How did you first get involved in working on drug policy?
Growing up, I was passionate about health and social justice issues, and I understood the two as inextricably linked. When I came to New York City in the early 1990s, I was focused on women’s health, but drug policy was everywhere. I first worked in a program in the Bronx for parenting women who had had their children removed, or were under investigation, for drug use. I learned that needle exchange programs, which prevent HIV and Hepatitis C transmission, were controversial and mostly nonexistent in the U.S., radically different from where I grew up in Toronto, where the city government had implemented these programs in the 1980s. So I was fortunate to become the director of a harm reduction program in 1997, to begin modeling some of what I believed in, and my trajectory was set.
Why did you decide to come to Vital Strategies to do this work?
The organization is committed to building capacity and scaling implementation to address urgent public health issues in countries around the world. I couldn’t refuse the opportunity to bring that energy and focus to the issue of overdose and drug use in the U.S., where this kind of public health attention and investment has been sorely lacking for so long. It is a great privilege to do this work at Vital Strategies.

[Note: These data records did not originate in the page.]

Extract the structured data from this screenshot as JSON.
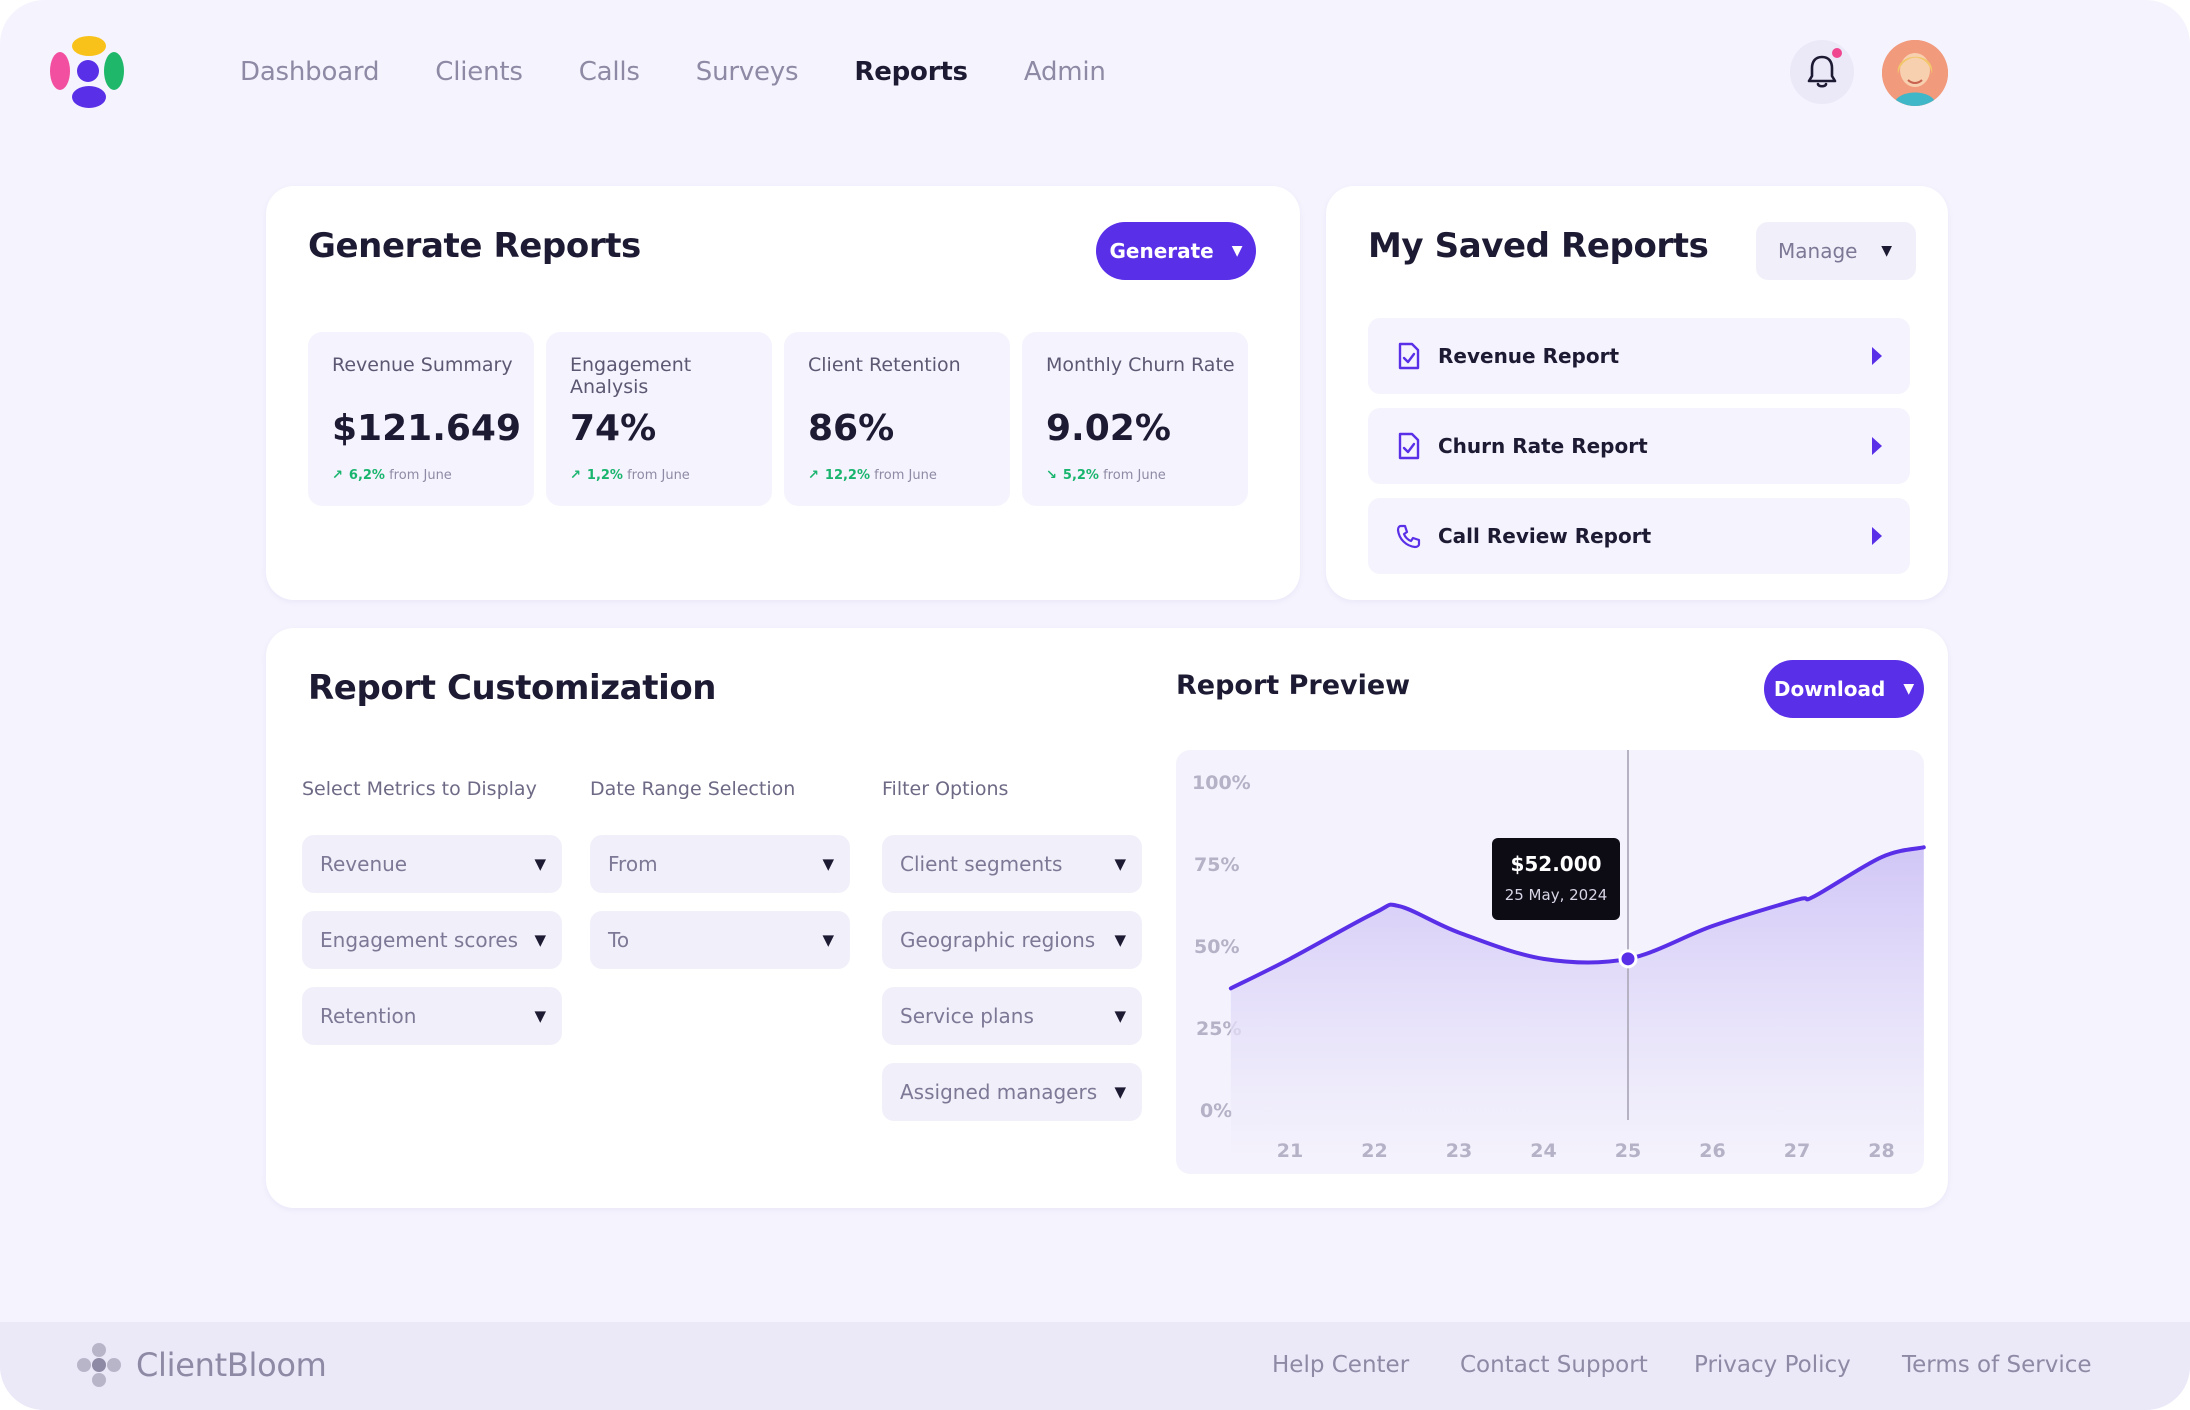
{
  "brand": {
    "name": "ClientBloom",
    "logo_colors": [
      "#f8c21a",
      "#f24fa0",
      "#1fb86a",
      "#5a2fe8"
    ]
  },
  "nav": {
    "items": [
      {
        "label": "Dashboard",
        "active": false
      },
      {
        "label": "Clients",
        "active": false
      },
      {
        "label": "Calls",
        "active": false
      },
      {
        "label": "Surveys",
        "active": false
      },
      {
        "label": "Reports",
        "active": true
      },
      {
        "label": "Admin",
        "active": false
      }
    ],
    "icons": [
      "bell-icon"
    ]
  },
  "generate": {
    "title": "Generate Reports",
    "button": "Generate",
    "stats": [
      {
        "label": "Revenue Summary",
        "value": "$121.649",
        "change": "6,2%",
        "trend": "up",
        "suffix": "from June"
      },
      {
        "label": "Engagement Analysis",
        "value": "74%",
        "change": "1,2%",
        "trend": "up",
        "suffix": "from June"
      },
      {
        "label": "Client Retention",
        "value": "86%",
        "change": "12,2%",
        "trend": "up",
        "suffix": "from June"
      },
      {
        "label": "Monthly Churn Rate",
        "value": "9.02%",
        "change": "5,2%",
        "trend": "down",
        "suffix": "from June"
      }
    ]
  },
  "saved": {
    "title": "My Saved Reports",
    "manage": "Manage",
    "items": [
      {
        "label": "Revenue Report",
        "icon": "file-check-icon"
      },
      {
        "label": "Churn Rate Report",
        "icon": "file-check-icon"
      },
      {
        "label": "Call Review Report",
        "icon": "phone-icon"
      }
    ]
  },
  "customization": {
    "title": "Report Customization",
    "columns": [
      {
        "label": "Select Metrics to Display",
        "options": [
          "Revenue",
          "Engagement scores",
          "Retention"
        ]
      },
      {
        "label": "Date Range Selection",
        "options": [
          "From",
          "To"
        ]
      },
      {
        "label": "Filter Options",
        "options": [
          "Client segments",
          "Geographic regions",
          "Service plans",
          "Assigned managers"
        ]
      }
    ]
  },
  "preview": {
    "title": "Report Preview",
    "download": "Download",
    "tooltip": {
      "value": "$52.000",
      "date": "25 May, 2024"
    }
  },
  "chart_data": {
    "type": "area",
    "x": [
      20.3,
      21,
      22,
      22.3,
      23,
      24,
      25,
      26,
      27,
      27.2,
      28,
      28.5
    ],
    "values": [
      0.38,
      0.47,
      0.61,
      0.63,
      0.55,
      0.47,
      0.47,
      0.57,
      0.65,
      0.66,
      0.78,
      0.81
    ],
    "xticks": [
      "21",
      "22",
      "23",
      "24",
      "25",
      "26",
      "27",
      "28"
    ],
    "yticks": [
      "100%",
      "75%",
      "50%",
      "25%",
      "0%"
    ],
    "ylim": [
      0,
      1
    ],
    "highlight_x": 25,
    "line_color": "#5a2fe8",
    "fill_color": "#d9d1f7"
  },
  "footer": {
    "links": [
      "Help Center",
      "Contact Support",
      "Privacy Policy",
      "Terms of Service"
    ]
  }
}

What has caused such a steep increase in the number of overdose deaths in the U.S.?
We talk about the current overdose epidemic in this country as a triple wave of deaths. The first wave was produced by opioid over-prescribing, and the second wave was led by heroin and generated by user transitions from prescription opioids, with crackdowns on prescribing and the expansion of heroin markets. This third spike we are now experiencing is caused by the widespread presence of fentanyl in the illicit drug market, which is a very potent synthetic opioid.
Why is Vital Strategies focusing on Pennsylvania and Michigan first?
Both Pennsylvania and Michigan have experienced high and rising overdose mortality in the current epidemic. They have concentrated problems related to drug use in both urban and rural regions of the states, diverse social and economic landscapes, and a lengthy history with drug policy and drug use. We hope to support efforts there that can be replicated in other similar areas around the country.
How do you tackle such a complex problem?
We need to take a comprehensive approach to reducing overdose deaths if we’re going to have a lasting impact. We need to stop responding to drug use with punishment, and make it easy for everyone to get help, support and care. We need to challenge and overcome the stigma associated with drug use, which is the consequence of a legacy of criminalization and moralism. Fundamentally, we need a humanistic, harm reduction approach.
What resources and partners are needed to respond at the level of scale and urgency this crisis calls for?
We need all sectors involved—health care, criminal justice, social services, public health—and we need a collaborative approach, with coordinated efforts. We need local governments to mobilize and lead, and state governments to facilitate and promote structural change, so that systems can operate and even integrate their processes with one another. Federal dollars should be incentivizing changes in health care and providing social investments in communities. Federal laws related to drugs and drug use should be grounded in evidence. And communities, who bear the weight and suffering of this crisis, should demand this level of effort and change from their elected officials.
Too many people who want treatment can’t get it. Why is that, and how do we change that?
Historically, the substance-use disorder treatment system developed separately from mainstream health care, prioritizing abstinence above all and pushing “behavior change” with practices that were often not evidence-based, and sometimes even abusive. Traditionalists in this perspective even advocate against opioid-agonist medications such as methadone and buprenorphine, labeling them as drugs. As a consequence, we don’t have enough treatment available, and what we do have is not always regulated. We need to integrate treatment into primary care, and to give it the same attention as other chronic health conditions. We need to make sure everyone has insurance coverage, and that coverage is generous for substance-use disorder treatment, including for medications, counseling, and care. We need to make it as easy to prescribe buprenorphine as it is to prescribe any other opioid medication, and to make methadone available as a treatment through health care, rather than limiting it to separate programs. We need to make it easy to find care, at any time and in any place, and to get and stay engaged with it. Treatment needn’t be finite—it should be person-centered, responsive to individual need, just like primary care.
What gives you hope when it comes to reducing the number of people dying from overdose?
Other countries have faced this problem and reversed the trend. France made medications for opioid-use disorder, buprenorphine and methadone, easily available through their health care system, albeit with a national health insurance scheme already in place. Portugal decriminalized drug use and invested massively in health and social services to prevent and treat drug problems. Switzerland mounted a large-scale, coordinated harm reduction response, including safe consumption sites. It is entirely within the scope and capacity of the U.S. to dramatically reduce the harmful consequences of drug use and promote safe and healthy communities.